One particularly polarizing waterway in southern England is the River Lavant, one of about 300 chalk streams in the world and a biodiversity hotspot. Subject to multiple spills — including overflows from a wastewater plant in 2023 that discharged sewage 286 times for 6,542 hours — the river and its connecting waters, brimming with fungus and film, have been deemed “unsafe for public access.” 

Citizen scientists and volunteers who help clean and test these and other waterways have seen a noticeable decline in their health, an increase in community flooding, and continued political inaction, according to the Guardian. Across the country, citizen testing found that 75 percent of Britain’s rivers are in poor health. 

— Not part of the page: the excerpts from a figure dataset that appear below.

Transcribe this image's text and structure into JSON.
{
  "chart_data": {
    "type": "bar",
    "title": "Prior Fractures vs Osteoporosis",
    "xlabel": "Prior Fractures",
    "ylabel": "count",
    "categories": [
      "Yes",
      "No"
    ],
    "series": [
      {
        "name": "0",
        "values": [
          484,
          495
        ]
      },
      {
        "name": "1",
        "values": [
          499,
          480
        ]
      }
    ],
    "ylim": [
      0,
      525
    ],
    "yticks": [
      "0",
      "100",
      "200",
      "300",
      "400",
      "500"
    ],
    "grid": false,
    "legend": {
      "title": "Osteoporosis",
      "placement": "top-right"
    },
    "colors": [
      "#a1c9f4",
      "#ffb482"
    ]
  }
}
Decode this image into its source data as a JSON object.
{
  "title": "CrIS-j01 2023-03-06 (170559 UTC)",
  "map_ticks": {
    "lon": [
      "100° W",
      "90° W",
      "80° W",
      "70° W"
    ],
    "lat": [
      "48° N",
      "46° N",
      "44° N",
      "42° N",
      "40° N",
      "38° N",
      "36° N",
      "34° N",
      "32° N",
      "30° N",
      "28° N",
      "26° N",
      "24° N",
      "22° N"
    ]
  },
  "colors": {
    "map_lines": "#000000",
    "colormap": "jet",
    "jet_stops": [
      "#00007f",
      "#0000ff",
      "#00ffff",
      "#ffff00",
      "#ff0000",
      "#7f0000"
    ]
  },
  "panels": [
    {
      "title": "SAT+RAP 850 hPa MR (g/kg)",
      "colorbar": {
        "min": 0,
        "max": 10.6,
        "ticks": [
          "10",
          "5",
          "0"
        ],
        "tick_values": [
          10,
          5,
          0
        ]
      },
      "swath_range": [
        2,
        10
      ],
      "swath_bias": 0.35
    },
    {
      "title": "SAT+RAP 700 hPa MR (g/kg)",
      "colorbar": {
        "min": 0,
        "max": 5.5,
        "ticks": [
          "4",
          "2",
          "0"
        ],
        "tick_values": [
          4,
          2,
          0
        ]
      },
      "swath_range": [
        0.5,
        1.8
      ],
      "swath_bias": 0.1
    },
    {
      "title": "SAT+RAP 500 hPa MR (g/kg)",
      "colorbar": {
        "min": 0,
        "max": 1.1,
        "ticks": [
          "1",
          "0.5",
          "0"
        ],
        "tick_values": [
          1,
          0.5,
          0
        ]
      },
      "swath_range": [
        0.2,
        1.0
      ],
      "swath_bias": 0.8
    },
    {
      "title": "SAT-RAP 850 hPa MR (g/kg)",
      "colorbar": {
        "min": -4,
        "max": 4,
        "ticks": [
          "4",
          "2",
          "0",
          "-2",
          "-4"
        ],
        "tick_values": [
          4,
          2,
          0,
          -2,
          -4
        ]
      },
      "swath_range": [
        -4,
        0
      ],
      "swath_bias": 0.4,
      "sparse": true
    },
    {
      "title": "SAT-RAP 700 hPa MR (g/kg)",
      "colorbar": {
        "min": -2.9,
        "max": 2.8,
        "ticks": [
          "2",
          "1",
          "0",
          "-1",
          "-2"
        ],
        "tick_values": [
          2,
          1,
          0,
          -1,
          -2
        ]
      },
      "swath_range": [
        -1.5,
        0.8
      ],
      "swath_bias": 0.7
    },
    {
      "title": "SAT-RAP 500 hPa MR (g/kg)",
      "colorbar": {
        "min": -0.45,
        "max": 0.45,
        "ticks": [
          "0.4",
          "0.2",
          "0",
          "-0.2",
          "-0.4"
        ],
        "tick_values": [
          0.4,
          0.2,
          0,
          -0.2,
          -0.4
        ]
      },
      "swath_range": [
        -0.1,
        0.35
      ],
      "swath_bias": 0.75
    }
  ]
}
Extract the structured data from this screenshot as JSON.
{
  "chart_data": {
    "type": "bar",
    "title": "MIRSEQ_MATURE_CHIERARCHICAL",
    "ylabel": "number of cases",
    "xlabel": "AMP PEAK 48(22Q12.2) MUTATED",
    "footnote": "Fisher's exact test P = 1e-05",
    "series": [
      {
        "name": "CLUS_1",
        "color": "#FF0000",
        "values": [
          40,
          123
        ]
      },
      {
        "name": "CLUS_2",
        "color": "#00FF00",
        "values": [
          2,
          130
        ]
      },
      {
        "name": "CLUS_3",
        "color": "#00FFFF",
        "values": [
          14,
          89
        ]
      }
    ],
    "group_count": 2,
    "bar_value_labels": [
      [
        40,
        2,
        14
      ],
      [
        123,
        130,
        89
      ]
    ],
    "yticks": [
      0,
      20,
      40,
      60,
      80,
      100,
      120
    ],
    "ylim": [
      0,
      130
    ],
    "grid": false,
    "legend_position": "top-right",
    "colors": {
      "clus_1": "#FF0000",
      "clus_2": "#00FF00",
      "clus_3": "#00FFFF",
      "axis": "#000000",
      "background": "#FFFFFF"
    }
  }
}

This Week’s Top Water Stories, Told In Numbers

5 to 10

Percent of children, some as young as 10 years old, in Sri Lanka’s farming and fishing communities who are showing early signs of kidney trouble, the New York Times reports. For decades, the mysterious “chronic kidney disease of unknown origin” has been an epidemic among young men, causing kidney damage and failure often decades before the disease usually takes hold. Drinking water contaminated with pesticides is considered a main cause of the illness, along with exposure to extreme heat and dehydration. In other communities, magnesium and calcium carbonate contamination could play a role. They are found in concentrations of up to 700 milligrams per liter, compared to the 40 milligrams per liter found in bottled water.

 

62

Number of people in Nepal who have died in floods and landslides since the country’s monsoon season began this June, the New York Times reports. Last week, at least 15 people were killed and 18 others injured as yet another deluge hit the mountainous country, prompting landslides adjacent to its extensive network of rivers. DW reports: “the number of disasters per year is projected to increase globally from 2015 by 40% by 2030, according to the UN Office for Disaster Risk Reduction.”

On the Radar

The Machángara River, whose headwaters reside high in the Andes Mountains, is often the depository for contaminants as it flows through Quito, the capital of Ecuador. An abundance of pollution and lack of waste treatment has made its waters nearly uninhabitable for aquatic life. 

This pollution violates the river’s rights, a court in Ecuador has ruled. The Associated Press reports that the ruling is based on a provision in the country’s Constitution.

Ecuador is one of several countries to recognize the right of the natural environment not to be polluted. The ruling — white currently being appealed by the city government — forces officials to devise a clean-up plan.

More Water News

Hurricane Beryl: A new study of historic weather trends along the Texas coast and tropical Atlantic Ocean suggests that the hurricane’s winds and rains were 10 to 30 percent more intense because of human-caused global warming, Inside Climate News reports.

Spanish Shellfish: Consistently heavy rains in northwestern Spain — a precipitation trend made more intense by climate change — is degrading the health of the region’s shellfish, threatening a harvesting tradition that has been practiced and taught for generations, mainly by women, Mongabay reports.